Fittingly, this is called a Proof by Exhaustion.

A good example is the set problem you’ve already seen:

\(F = \{\)Erik, José, Nicoleta, Aksana\(\}\)

\(V = \{\)Aksana, Erik\(\}\) is the set of your friends who are vegetarian

\(N = \{\)Aksana\(\}\) is the set of your friends who are vegan

We want to prove: \(\forall x \in F,{} x \in N \rightarrow x \in V\)

\[\begin{array}{| l | c | c | c |} \hline x & x \in N & x \in V & x \in N \rightarrow x \in V \\ \hline \textrm{Erik} & \texttt{False} & \texttt{False} & \textrm{True} \\ \textrm{Jose;} & \texttt{False} & \texttt{False} & \textrm{True} \\ \textrm{Nicoleta} & \texttt{False} & \texttt{False} & \textrm{True} \\ \textrm{Aksana} & \texttt{True} & \texttt{True} & \textrm{True} \\ \hline \end{array}\]

Proof by Cases

A Proof by Cases is a kind of proof by exhaustion. You are breaking the set you are proving something about into smaller sets.

A good example is when we proved the definition of absolute value.

\[|x| = sgn(x) \cdot x\] \[sgn(x) = \begin{cases} -1 & x<0\\ 0 & x =0\\ 1 & x>0 \end{cases}\]

Case 1: \(x > 0\)

\[\begin{array}{l l l} 1. & x > 0 & \textrm{Case Assertion} \\ 2. & sgn(x) = 1 & \textrm{Signum Def.} \\ 3. & sgn(x) \cdot x = x & \textrm{Multiply both sides by } x \\ 4. & |x| = x & \textrm{Applied Def. of Absolute Value to Line 1} \\ 5. & sgn(x) = |x| & \textrm{Compared Lines 3 and 5} \\ \end{array}\]

Case 2: \(x = 0\)

\[\begin{array}{l l l} 1. & x = 0 & \textrm{Case Assertion} \\ 2. & sgn(x) = 0 & \textrm{Signum Def.} \\ 3. & sgn(x) \cdot x = 0 & \textrm{Multiply both sides by } x \\ 4. & |x| = 0 & \textrm{Applied Def. of Absolute Value to Line 1} \\ 5. & sgn(x) = |x| & \textrm{Compared Lines 3 and 5} \\ \end{array}\]

Case 3: \(x < 0\)

\[\begin{array}{l l l} 1. & x < 0 & \textrm{Case Assertion} \\ 2. & sgn(x) = -1 & \textrm{Signum Def.} \\ 3. & sgn(x) \cdot x = -x & \textrm{Multiply both sides by } x \\ 4. & |x| = -x & \textrm{Applied Def. of Absolute Value to Line 1} \\ 5. & sgn(x) = |x| & \textrm{Compared Lines 3 and 5} \\ \end{array}\]

Proof of Existence

Sometimes you just need to prove the existence of something.

\(\exists x \in S, {} P(x)\).

Again, like we discussed in class, you can show the existence of something by looking at every element of the set and finding an \(x\) such that \(P(x)\) is true.

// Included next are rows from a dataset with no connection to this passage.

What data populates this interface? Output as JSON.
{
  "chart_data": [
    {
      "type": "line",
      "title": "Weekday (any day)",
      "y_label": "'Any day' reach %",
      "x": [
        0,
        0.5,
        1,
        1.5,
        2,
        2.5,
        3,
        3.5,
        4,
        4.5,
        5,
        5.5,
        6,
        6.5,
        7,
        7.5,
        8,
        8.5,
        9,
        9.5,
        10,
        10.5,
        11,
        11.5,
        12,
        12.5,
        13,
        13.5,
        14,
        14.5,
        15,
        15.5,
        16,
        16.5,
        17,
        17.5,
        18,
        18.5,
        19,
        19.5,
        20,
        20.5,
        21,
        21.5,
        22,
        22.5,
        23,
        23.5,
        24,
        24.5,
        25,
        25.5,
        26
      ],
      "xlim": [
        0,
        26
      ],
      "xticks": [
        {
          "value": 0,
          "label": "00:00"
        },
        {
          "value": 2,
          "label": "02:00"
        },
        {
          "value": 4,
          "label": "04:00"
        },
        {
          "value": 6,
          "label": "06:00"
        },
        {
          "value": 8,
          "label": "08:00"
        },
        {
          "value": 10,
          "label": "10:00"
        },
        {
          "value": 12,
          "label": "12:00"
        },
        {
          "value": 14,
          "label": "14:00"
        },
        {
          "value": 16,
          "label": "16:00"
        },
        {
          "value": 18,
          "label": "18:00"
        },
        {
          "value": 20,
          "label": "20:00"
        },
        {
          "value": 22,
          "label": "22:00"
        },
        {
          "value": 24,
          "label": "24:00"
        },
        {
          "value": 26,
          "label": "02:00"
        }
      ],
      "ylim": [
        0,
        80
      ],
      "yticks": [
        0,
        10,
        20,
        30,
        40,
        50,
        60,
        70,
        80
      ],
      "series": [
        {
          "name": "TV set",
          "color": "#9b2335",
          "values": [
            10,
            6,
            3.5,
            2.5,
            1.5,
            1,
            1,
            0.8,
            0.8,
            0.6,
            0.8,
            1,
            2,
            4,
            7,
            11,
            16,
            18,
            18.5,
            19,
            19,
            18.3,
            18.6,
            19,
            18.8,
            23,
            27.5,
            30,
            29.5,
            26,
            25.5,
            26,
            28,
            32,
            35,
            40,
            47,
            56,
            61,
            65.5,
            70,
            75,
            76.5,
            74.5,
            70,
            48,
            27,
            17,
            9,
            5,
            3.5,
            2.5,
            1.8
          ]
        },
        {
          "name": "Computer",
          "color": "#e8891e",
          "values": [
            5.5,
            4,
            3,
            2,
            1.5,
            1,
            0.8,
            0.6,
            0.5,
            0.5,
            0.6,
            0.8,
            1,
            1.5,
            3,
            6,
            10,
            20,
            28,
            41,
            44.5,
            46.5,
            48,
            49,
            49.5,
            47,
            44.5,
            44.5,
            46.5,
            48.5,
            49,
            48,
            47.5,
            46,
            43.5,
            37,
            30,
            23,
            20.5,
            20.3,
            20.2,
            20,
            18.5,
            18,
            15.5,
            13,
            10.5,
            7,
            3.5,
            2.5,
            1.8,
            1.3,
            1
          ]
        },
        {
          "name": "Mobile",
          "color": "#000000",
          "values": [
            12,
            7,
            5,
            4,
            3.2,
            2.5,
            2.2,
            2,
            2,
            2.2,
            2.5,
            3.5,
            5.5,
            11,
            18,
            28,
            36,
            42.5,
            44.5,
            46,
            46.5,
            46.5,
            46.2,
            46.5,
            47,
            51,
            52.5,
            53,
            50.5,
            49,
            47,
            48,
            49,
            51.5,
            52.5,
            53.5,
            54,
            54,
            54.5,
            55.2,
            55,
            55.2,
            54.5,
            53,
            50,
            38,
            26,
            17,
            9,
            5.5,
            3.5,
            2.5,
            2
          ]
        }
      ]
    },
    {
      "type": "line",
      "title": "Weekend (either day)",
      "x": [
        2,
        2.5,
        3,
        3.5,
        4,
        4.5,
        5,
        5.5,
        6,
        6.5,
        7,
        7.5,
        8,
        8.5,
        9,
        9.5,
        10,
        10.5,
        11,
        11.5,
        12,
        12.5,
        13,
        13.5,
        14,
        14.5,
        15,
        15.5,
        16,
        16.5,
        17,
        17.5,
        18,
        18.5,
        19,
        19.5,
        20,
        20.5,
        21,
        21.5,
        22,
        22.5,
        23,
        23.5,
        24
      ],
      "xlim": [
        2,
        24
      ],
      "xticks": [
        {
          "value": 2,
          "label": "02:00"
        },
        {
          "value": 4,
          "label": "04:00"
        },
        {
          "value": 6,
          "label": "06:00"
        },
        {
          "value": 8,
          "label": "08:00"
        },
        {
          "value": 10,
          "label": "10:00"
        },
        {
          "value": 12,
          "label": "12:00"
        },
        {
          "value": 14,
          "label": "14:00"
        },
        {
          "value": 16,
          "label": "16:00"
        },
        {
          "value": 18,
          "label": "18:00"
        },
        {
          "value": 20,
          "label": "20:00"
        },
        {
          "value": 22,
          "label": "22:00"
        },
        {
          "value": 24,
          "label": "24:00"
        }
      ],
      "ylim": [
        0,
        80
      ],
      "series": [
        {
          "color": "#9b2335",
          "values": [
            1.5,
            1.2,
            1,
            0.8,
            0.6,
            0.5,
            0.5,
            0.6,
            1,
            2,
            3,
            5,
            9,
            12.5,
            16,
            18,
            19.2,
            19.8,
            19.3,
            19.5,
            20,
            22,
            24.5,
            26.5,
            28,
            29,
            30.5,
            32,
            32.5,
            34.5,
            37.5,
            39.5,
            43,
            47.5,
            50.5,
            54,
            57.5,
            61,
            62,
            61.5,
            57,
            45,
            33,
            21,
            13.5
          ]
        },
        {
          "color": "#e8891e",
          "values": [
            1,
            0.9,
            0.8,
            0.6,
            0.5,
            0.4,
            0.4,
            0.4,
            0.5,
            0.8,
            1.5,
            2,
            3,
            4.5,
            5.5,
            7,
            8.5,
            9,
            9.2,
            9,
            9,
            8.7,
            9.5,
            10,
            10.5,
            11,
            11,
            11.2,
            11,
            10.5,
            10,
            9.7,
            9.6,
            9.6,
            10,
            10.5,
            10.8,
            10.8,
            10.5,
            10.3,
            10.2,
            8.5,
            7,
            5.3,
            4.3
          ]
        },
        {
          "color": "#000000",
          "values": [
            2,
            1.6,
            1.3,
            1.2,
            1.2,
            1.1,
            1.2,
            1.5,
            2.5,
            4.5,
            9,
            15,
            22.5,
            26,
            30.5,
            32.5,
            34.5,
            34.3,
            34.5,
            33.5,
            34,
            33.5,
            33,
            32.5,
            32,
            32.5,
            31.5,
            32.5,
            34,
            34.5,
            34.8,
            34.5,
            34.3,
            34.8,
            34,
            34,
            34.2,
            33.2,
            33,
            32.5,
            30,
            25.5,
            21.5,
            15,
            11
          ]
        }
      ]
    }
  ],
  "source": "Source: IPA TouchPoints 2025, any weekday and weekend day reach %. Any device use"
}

Let’s go back to our food example:

\(F = \{\)Erik, José, Nicoleta, Aksana\(\}\)

\(V = \{\)Aksana, Erik\(\}\) is the set of your friends who are vegetarian

\(N = \{\)Aksana\(\}\) is the set of your friends who are vegan

We want to prove: \(\exists x \in F,{} x \in N \rightarrow x \in V\)

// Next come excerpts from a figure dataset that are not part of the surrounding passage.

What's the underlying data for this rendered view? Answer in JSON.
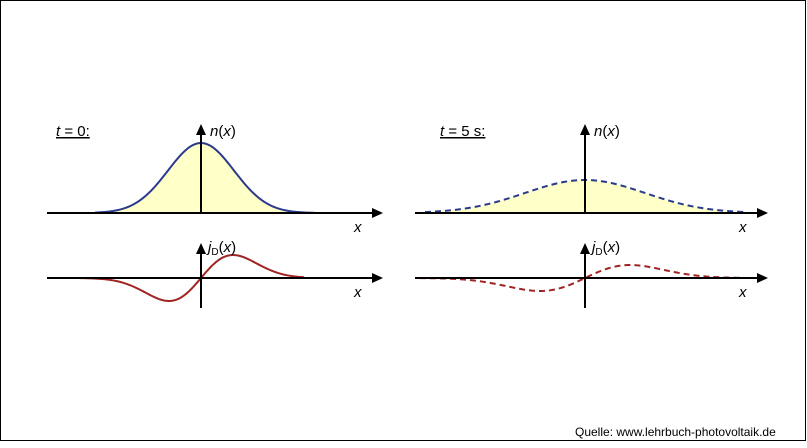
{
  "panels": [
    {
      "label": {
        "symbol": "t",
        "rest": " = 0:"
      },
      "density_axis": {
        "symbol": "n",
        "open": "(",
        "argument": "x",
        "close": ")"
      },
      "current_axis": {
        "symbol": "j",
        "subscript": "D",
        "open": "(",
        "argument": "x",
        "close": ")"
      },
      "x_axis": "x"
    },
    {
      "label": {
        "symbol": "t",
        "rest": " = 5 s:"
      },
      "density_axis": {
        "symbol": "n",
        "open": "(",
        "argument": "x",
        "close": ")"
      },
      "current_axis": {
        "symbol": "j",
        "subscript": "D",
        "open": "(",
        "argument": "x",
        "close": ")"
      },
      "x_axis": "x"
    }
  ],
  "source": "Quelle: www.lehrbuch-photovoltaik.de"
}
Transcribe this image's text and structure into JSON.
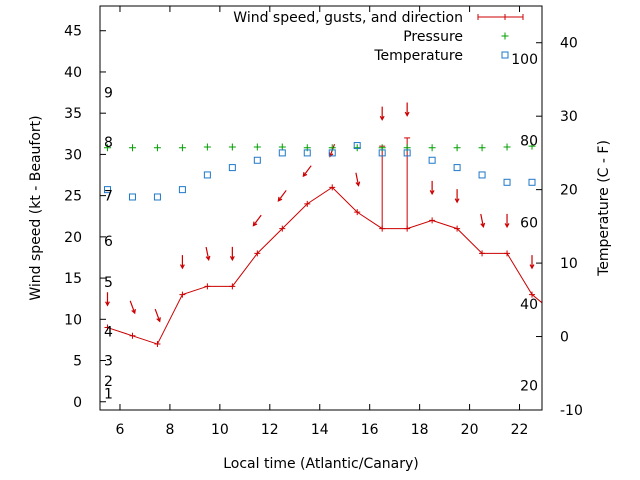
{
  "chart_data": {
    "type": "line",
    "xlabel": "Local time (Atlantic/Canary)",
    "ylabel": "Wind speed (kt - Beaufort)",
    "y2label": "Temperature (C - F)",
    "xlim": [
      5.2,
      22.9
    ],
    "ylim": [
      -1,
      48
    ],
    "y2lim": [
      -10,
      45
    ],
    "x_ticks": [
      6,
      8,
      10,
      12,
      14,
      16,
      18,
      20,
      22
    ],
    "y_ticks": [
      0,
      5,
      10,
      15,
      20,
      25,
      30,
      35,
      40,
      45
    ],
    "y2_ticks": [
      -10,
      0,
      10,
      20,
      30,
      40
    ],
    "beaufort_labels": [
      {
        "y": 1,
        "label": "1"
      },
      {
        "y": 2.5,
        "label": "2"
      },
      {
        "y": 5,
        "label": "3"
      },
      {
        "y": 8.5,
        "label": "4"
      },
      {
        "y": 14.5,
        "label": "5"
      },
      {
        "y": 19.5,
        "label": "6"
      },
      {
        "y": 25,
        "label": "7"
      },
      {
        "y": 31.5,
        "label": "8"
      },
      {
        "y": 37.5,
        "label": "9"
      }
    ],
    "fahrenheit_labels": [
      {
        "y2": -6.67,
        "label": "20"
      },
      {
        "y2": 4.44,
        "label": "40"
      },
      {
        "y2": 15.56,
        "label": "60"
      },
      {
        "y2": 26.67,
        "label": "80"
      },
      {
        "y2": 37.78,
        "label": "100"
      }
    ],
    "legend_position": "top-right",
    "grid": false,
    "series": [
      {
        "name": "Wind speed, gusts, and direction",
        "color": "#cc0000",
        "x": [
          5.5,
          6.5,
          7.5,
          8.5,
          9.5,
          10.5,
          11.5,
          12.5,
          13.5,
          14.5,
          15.5,
          16.5,
          17.5,
          18.5,
          19.5,
          20.5,
          21.5,
          22.5,
          22.9
        ],
        "values": [
          9,
          8,
          7,
          13,
          14,
          14,
          18,
          21,
          24,
          26,
          23,
          21,
          21,
          22,
          21,
          18,
          18,
          13,
          12
        ],
        "gusts": [
          {
            "x": 16.5,
            "low": 21,
            "high": 31
          },
          {
            "x": 17.5,
            "low": 21,
            "high": 32
          }
        ],
        "direction_arrows": [
          {
            "x": 5.5,
            "y": 12.5,
            "dx": 0,
            "dy": 1
          },
          {
            "x": 6.5,
            "y": 11.5,
            "dx": 0.35,
            "dy": 0.94
          },
          {
            "x": 7.5,
            "y": 10.5,
            "dx": 0.35,
            "dy": 0.94
          },
          {
            "x": 8.5,
            "y": 17,
            "dx": 0,
            "dy": 1
          },
          {
            "x": 9.5,
            "y": 18,
            "dx": 0.2,
            "dy": 0.98
          },
          {
            "x": 10.5,
            "y": 18,
            "dx": 0,
            "dy": 1
          },
          {
            "x": 11.5,
            "y": 22,
            "dx": -0.6,
            "dy": 0.8
          },
          {
            "x": 12.5,
            "y": 25,
            "dx": -0.6,
            "dy": 0.8
          },
          {
            "x": 13.5,
            "y": 28,
            "dx": -0.6,
            "dy": 0.8
          },
          {
            "x": 14.5,
            "y": 30.5,
            "dx": -0.35,
            "dy": 0.94
          },
          {
            "x": 15.5,
            "y": 27,
            "dx": 0.2,
            "dy": 0.98
          },
          {
            "x": 16.5,
            "y": 35,
            "dx": 0,
            "dy": 1
          },
          {
            "x": 17.5,
            "y": 35.5,
            "dx": 0,
            "dy": 1
          },
          {
            "x": 18.5,
            "y": 26,
            "dx": 0,
            "dy": 1
          },
          {
            "x": 19.5,
            "y": 25,
            "dx": 0,
            "dy": 1
          },
          {
            "x": 20.5,
            "y": 22,
            "dx": 0.2,
            "dy": 0.98
          },
          {
            "x": 21.5,
            "y": 22,
            "dx": 0,
            "dy": 1
          },
          {
            "x": 22.5,
            "y": 17,
            "dx": 0,
            "dy": 1
          }
        ]
      },
      {
        "name": "Pressure",
        "color": "#00a000",
        "x": [
          5.5,
          6.5,
          7.5,
          8.5,
          9.5,
          10.5,
          11.5,
          12.5,
          13.5,
          14.5,
          15.5,
          16.5,
          17.5,
          18.5,
          19.5,
          20.5,
          21.5,
          22.5
        ],
        "values": [
          30.8,
          30.8,
          30.8,
          30.8,
          30.9,
          30.9,
          30.9,
          30.9,
          30.8,
          30.8,
          30.8,
          30.8,
          30.8,
          30.8,
          30.8,
          30.8,
          30.9,
          31.0
        ]
      },
      {
        "name": "Temperature",
        "color": "#1f78c8",
        "axis": "y2",
        "x": [
          5.5,
          6.5,
          7.5,
          8.5,
          9.5,
          10.5,
          11.5,
          12.5,
          13.5,
          14.5,
          15.5,
          16.5,
          17.5,
          18.5,
          19.5,
          20.5,
          21.5,
          22.5
        ],
        "values": [
          20,
          19,
          19,
          20,
          22,
          23,
          24,
          25,
          25,
          25,
          26,
          25,
          25,
          24,
          23,
          22,
          21,
          21
        ]
      }
    ]
  }
}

\[\begin{array}{l l l} 1. & x = \textrm{Aksana} & \textrm{Picked an }x \in F \\ 2. & x \in N = \texttt{True} & \textrm{Given} \\ 3. & x \in V = \texttt{True} & \textrm{Given} \\ 4. & x \in N \rightarrow x \in V = \texttt{True} & \textrm{Applied Def. of Implication to Lines 3 and 4 } \square \\ \end{array}\]

Proof of Existence

Sometimes you will have to prove the existence of more complicated things. For example, you might want to argue the usefulness of exponential encryption by proving that exponential encryption can be decrypted:

\[\exists e,d,x,N \in \mathbb{Z}, {} x^{e \cdot d} \bmod N = x\]

You can do this by using RSA as an example:

\[N = p \cdot q\]

\[e \cdot d = 1 \bmod (p-1)(q-1)\]

(I’m not going to do the actual proof of this because we already did it in class.)

This can also be called a constructive proof because you are literally constructing your own example.

Common Constructive Proofs

A common constructive proof you will see in computer science looks something like:

“This problem can be solved in this amount of time”

People will prove this by constructing an algorithm that solves that problem and proving that the algorithm can be completed in a certain runtime.